At MUSC Hollings Cancer Center in Charleston, Dr. Jezabel Rodriguez Blanco's team is hunting for a solution to one of pediatric oncology's cruelest paradoxes: a cancer that often responds to treatment, only to return devastated. About 30% of children with medulloblastoma—the most common malignant brain tumor in kids—will experience relapse, and when they do, long-term survival drops to nearly zero.
The problem isn't the initial tumor response. The challenge lies in a small but formidable population of cells within the tumor itself. These cells divide slowly, resist standard treatments, and possess the biological machinery to spark a cancer's return. While chemotherapy and radiation attack rapidly dividing tumor cells, these slow-growing outliers slip through the cracks, waiting to fuel regrowth. Understanding this dynamic became the foundation for Blanco's research, published recently in Cell Death & Disease.
The breakthrough centers on a protein called CK1α, which regulates two critical cancer pathways: GLI, which drives tumor growth, and WNT, which enables tumor self-renewal. Blanco's team tested pyrvinium, an FDA-approved drug gaining attention in cancer research for its ability to block GLI signaling. By activating CK1α, pyrvinium simultaneously suppressed both pathways—a dual attack that distinguishes it from treatments targeting only one biological route.
In preclinical models, the results were striking. Pyrvinium blocked medulloblastoma self-renewal, extended the time to relapse, and reduced overall relapse risk.
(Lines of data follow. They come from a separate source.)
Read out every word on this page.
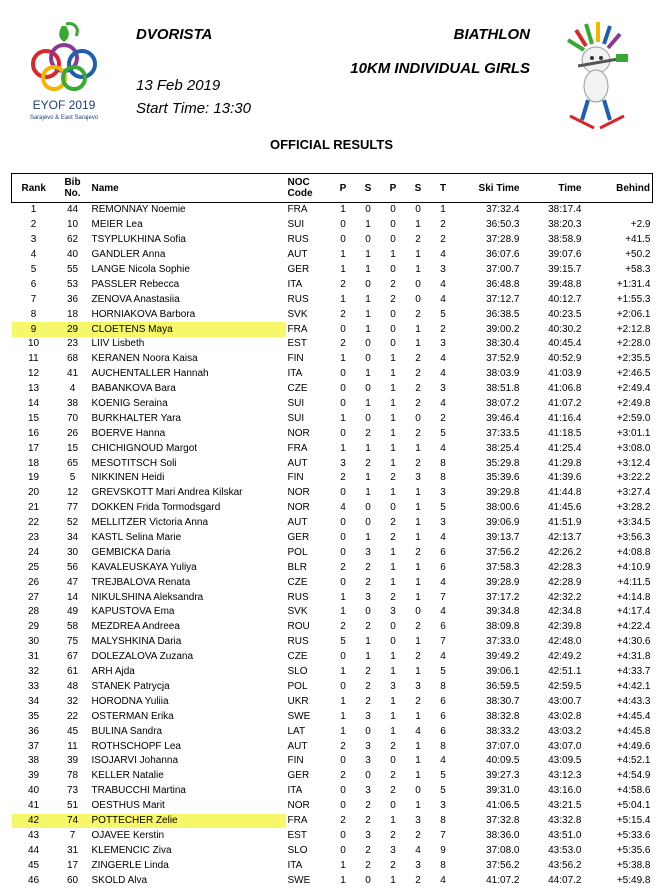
EYOF 2019
Sarajevo & East Sarajevo
DVORISTA
13 Feb 2019
Start Time: 13:30
BIATHLON
10KM INDIVIDUAL GIRLS
OFFICIAL RESULTS
Rank	Bib No.	Name	NOC Code	P	S	P	S	T	Ski Time	Time	Behind
1	44	REMONNAY Noemie	FRA	1	0	0	0	1	37:32.4	38:17.4	
2	10	MEIER Lea	SUI	0	1	0	1	2	36:50.3	38:20.3	+2.9
3	62	TSYPLUKHINA Sofia	RUS	0	0	0	2	2	37:28.9	38:58.9	+41.5
4	40	GANDLER Anna	AUT	1	1	1	1	4	36:07.6	39:07.6	+50.2
5	55	LANGE Nicola Sophie	GER	1	1	0	1	3	37:00.7	39:15.7	+58.3
6	53	PASSLER Rebecca	ITA	2	0	2	0	4	36:48.8	39:48.8	+1:31.4
7	36	ZENOVA Anastasiia	RUS	1	1	2	0	4	37:12.7	40:12.7	+1:55.3
8	18	HORNIAKOVA Barbora	SVK	2	1	0	2	5	36:38.5	40:23.5	+2:06.1
9	29	CLOETENS Maya	FRA	0	1	0	1	2	39:00.2	40:30.2	+2:12.8
10	23	LIIV Lisbeth	EST	2	0	0	1	3	38:30.4	40:45.4	+2:28.0
11	68	KERANEN Noora Kaisa	FIN	1	0	1	2	4	37:52.9	40:52.9	+2:35.5
12	41	AUCHENTALLER Hannah	ITA	0	1	1	2	4	38:03.9	41:03.9	+2:46.5
13	4	BABANKOVA Bara	CZE	0	0	1	2	3	38:51.8	41:06.8	+2:49.4
14	38	KOENIG Seraina	SUI	0	1	1	2	4	38:07.2	41:07.2	+2:49.8
15	70	BURKHALTER Yara	SUI	1	0	1	0	2	39:46.4	41:16.4	+2:59.0
16	26	BOERVE Hanna	NOR	0	2	1	2	5	37:33.5	41:18.5	+3:01.1
17	15	CHICHIGNOUD Margot	FRA	1	1	1	1	4	38:25.4	41:25.4	+3:08.0
18	65	MESOTITSCH Soli	AUT	3	2	1	2	8	35:29.8	41:29.8	+3:12.4
19	5	NIKKINEN Heidi	FIN	2	1	2	3	8	35:39.6	41:39.6	+3:22.2
20	12	GREVSKOTT Mari Andrea Kilskar	NOR	0	1	1	1	3	39:29.8	41:44.8	+3:27.4
21	77	DOKKEN Frida Tormodsgard	NOR	4	0	0	1	5	38:00.6	41:45.6	+3:28.2
22	52	MELLITZER Victoria Anna	AUT	0	0	2	1	3	39:06.9	41:51.9	+3:34.5
23	34	KASTL Selina Marie	GER	0	1	2	1	4	39:13.7	42:13.7	+3:56.3
24	30	GEMBICKA Daria	POL	0	3	1	2	6	37:56.2	42:26.2	+4:08.8
25	56	KAVALEUSKAYA Yuliya	BLR	2	2	1	1	6	37:58.3	42:28.3	+4:10.9
26	47	TREJBALOVA Renata	CZE	0	2	1	1	4	39:28.9	42:28.9	+4:11.5
27	14	NIKULSHINA Aleksandra	RUS	1	3	2	1	7	37:17.2	42:32.2	+4:14.8
28	49	KAPUSTOVA Ema	SVK	1	0	3	0	4	39:34.8	42:34.8	+4:17.4
29	58	MEZDREA Andreea	ROU	2	2	0	2	6	38:09.8	42:39.8	+4:22.4
30	75	MALYSHKINA Daria	RUS	5	1	0	1	7	37:33.0	42:48.0	+4:30.6
31	67	DOLEZALOVA Zuzana	CZE	0	1	1	2	4	39:49.2	42:49.2	+4:31.8
32	61	ARH Ajda	SLO	1	2	1	1	5	39:06.1	42:51.1	+4:33.7
33	48	STANEK Patrycja	POL	0	2	3	3	8	36:59.5	42:59.5	+4:42.1
34	32	HORODNA Yuliia	UKR	1	2	1	2	6	38:30.7	43:00.7	+4:43.3
35	22	OSTERMAN Erika	SWE	1	3	1	1	6	38:32.8	43:02.8	+4:45.4
36	45	BULINA Sandra	LAT	1	0	1	4	6	38:33.2	43:03.2	+4:45.8
37	11	ROTHSCHOPF Lea	AUT	2	3	2	1	8	37:07.0	43:07.0	+4:49.6
38	39	ISOJARVI Johanna	FIN	0	3	0	1	4	40:09.5	43:09.5	+4:52.1
39	78	KELLER Natalie	GER	2	0	2	1	5	39:27.3	43:12.3	+4:54.9
40	73	TRABUCCHI Martina	ITA	0	3	2	0	5	39:31.0	43:16.0	+4:58.6
41	51	OESTHUS Marit	NOR	0	2	0	1	3	41:06.5	43:21.5	+5:04.1
42	74	POTTECHER Zelie	FRA	2	2	1	3	8	37:32.8	43:32.8	+5:15.4
43	7	OJAVEE Kerstin	EST	0	3	2	2	7	38:36.0	43:51.0	+5:33.6
44	31	KLEMENCIC Ziva	SLO	0	2	3	4	9	37:08.0	43:53.0	+5:35.6
45	17	ZINGERLE Linda	ITA	1	2	2	3	8	37:56.2	43:56.2	+5:38.8
46	60	SKOLD Alva	SWE	1	0	1	2	4	41:07.2	44:07.2	+5:49.8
This dual-pathway approach proved more effective than single-target strategies, which often shrink tumors initially but miss the cells driving regrowth. "Cancer cells are very good at escaping when you hit just one pathway," Blanco explained. "If you hit both, you have a better chance of preventing that escape."
The research builds on Blanco's earlier work showing that GLI inhibition alone could slow tumor growth. But the new study reveals something more promising: that hitting both pathways through a single repurposed drug might offer what single-target treatments have not—lasting protection against relapse.
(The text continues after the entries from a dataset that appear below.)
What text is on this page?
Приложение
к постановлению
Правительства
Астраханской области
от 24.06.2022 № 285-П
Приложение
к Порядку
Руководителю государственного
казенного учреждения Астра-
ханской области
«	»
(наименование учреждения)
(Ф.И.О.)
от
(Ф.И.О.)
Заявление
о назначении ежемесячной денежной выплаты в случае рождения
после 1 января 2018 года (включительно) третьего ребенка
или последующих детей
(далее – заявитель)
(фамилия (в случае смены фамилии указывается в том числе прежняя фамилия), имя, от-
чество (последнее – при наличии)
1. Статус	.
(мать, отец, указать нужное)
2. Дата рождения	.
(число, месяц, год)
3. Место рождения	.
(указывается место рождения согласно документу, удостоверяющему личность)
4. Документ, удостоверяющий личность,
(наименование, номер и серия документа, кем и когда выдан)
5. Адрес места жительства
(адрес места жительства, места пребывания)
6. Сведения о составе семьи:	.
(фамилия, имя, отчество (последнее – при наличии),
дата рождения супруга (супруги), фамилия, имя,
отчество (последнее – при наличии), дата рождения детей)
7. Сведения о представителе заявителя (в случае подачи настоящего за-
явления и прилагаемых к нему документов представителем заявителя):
Yet Blanco is careful not to overstate the moment. The work remains in early preclinical stages, and one major obstacle looms: pyrvinium does not easily cross the blood-brain barrier, the biological fortress that protects the brain. A drug that works brilliantly in test models must first reach the tumor to help patients. The team addressed this by testing a modified version of the drug designed to penetrate the brain, with promising results in their models. The next phase involves developing and refining this compound to ensure it is both effective and safe for use in children—a lengthy, rigorous process ahead.
For young medulloblastoma patients, the stakes of this research extend far beyond survival statistics. Current therapies, while life-saving, can leave lasting developmental and health consequences. A treatment that reduces relapse risk could spare children and families from the trauma of recurrence and allow them to move forward with fewer scars. Blanco's work represents a narrow but crucial window of hope—not yet a cure, but a careful, science-driven path toward one.